Schon beim Fischertag 2016 hatte er die Hoffnung geäußert, die bis zu 1,40 Meter hohe Blockade im Lüßbach werde im kommenden Jahr durch eine Fischtreppe ersetzt. Mehrere wissenschaftliche Untersuchungen - unter anderem eine fischbiologische Masterarbeit der TU München - hatten sich mit der Lebensraumqualität der Zuflüsse zum Starnberger See, der Passierbarkeit der Bäche für Fische und ihren bevorzugten Laichgründen befasst. Dabei hatte sich das Wehr 500 Meter oberhalb des Seezuflusses bei Percha als fast unüberwindbares Hindernis erwiesen.

Im Blickpunkt der Ichthyologen, der Fischkundler also, stand vor allem die Seeforelle, die zum Ablaichen zwingend darauf angewiesen ist, in Fließgewässer aufzusteigen. Schon aufgrund ihrer imposanten Größe ist sie ein begehrter Speisefisch, der für die Fischerei auch wirtschaftliche Bedeutung erlangen könnte. Das trifft auf die Mairenke nur eingeschränkt zu: Die sei am Starnberger See "nie Zielfischart, höchstens Beifang", sagt Schubert - wohl auch, weil der maximal 20 Zentimeter lange Schwarmfisch viele Gräten aufweist. Schubert ist sich aber sicher, dass "auch der eine oder andere Berufsfischer hier gelegentlich Mairenken verkauft", sie werden oft als Weißfische gehandelt.

Doch vor allem die begrenzte Verbreitung und die daraus resultierende Bedrohung der Art sprächen dafür, dass man sich für ihren Erhalt im Starnberger See einsetzt.
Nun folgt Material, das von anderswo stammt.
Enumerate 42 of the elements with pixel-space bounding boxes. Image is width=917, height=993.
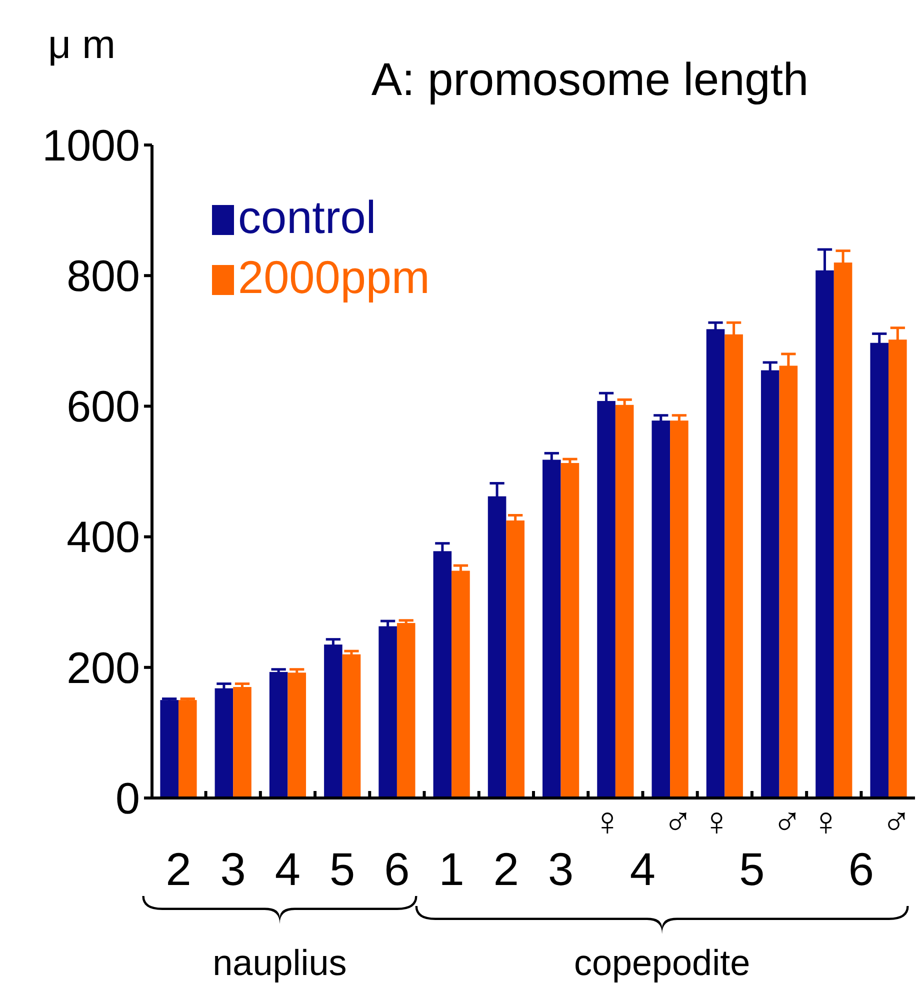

Zwar kann die Mairenke anders als die Seeforelle notfalls auch im flachen Uferbereich der Seen ihre Eier abstreifen, doch offenbar zieht sie Fließgewässer vor. So könne man Jahr für Jahr beobachten, wie Mairenken in Schwärmen die Würm aufwärts wandern. Auch in der Seeshaupter Ache wurden die Fische schon entdeckt, "wie sie über kleine Hindernisse sprangen, wie kleine Lachse", so Schubert.

Für ihn sei offensichtlich, dass mit dem Wehr bei Percha auch für die Mairenke "Laichareale verloren gehen". Jetzt wäre man nach Jahren der Forschung und des Verhandelns endlich bereit, die Durchgängigkeit für Fische dort wieder herzustellen: "Ende 2020 haben wir sehr vielversprechende Gespräche mit der Stadt Starnberg, dem Wasserwirtschaftsamt Weilheim, dem Landesfischereiverband und dem Grundstückseigentümer geführt", sagt Schubert. Alle Beteiligten hätten ihre grundsätzliche Zustimmung zum Rückbau der Wehranlage bekundet. Sogar die Finanzierung von Planung und Umbau der etwa 90 000 Euro teuren Fischaufstiegshilfe sei bereits weitgehend durch Fördermittel gedeckt. Nun fehle nur noch die politische Zustimmung des Starnberger Stadtrates, dann könne man noch heuer mit den Arbeiten beginnen, um den Bestand von Mairenken und Seeforellen im Starnberger See nachhaltig zu sichern.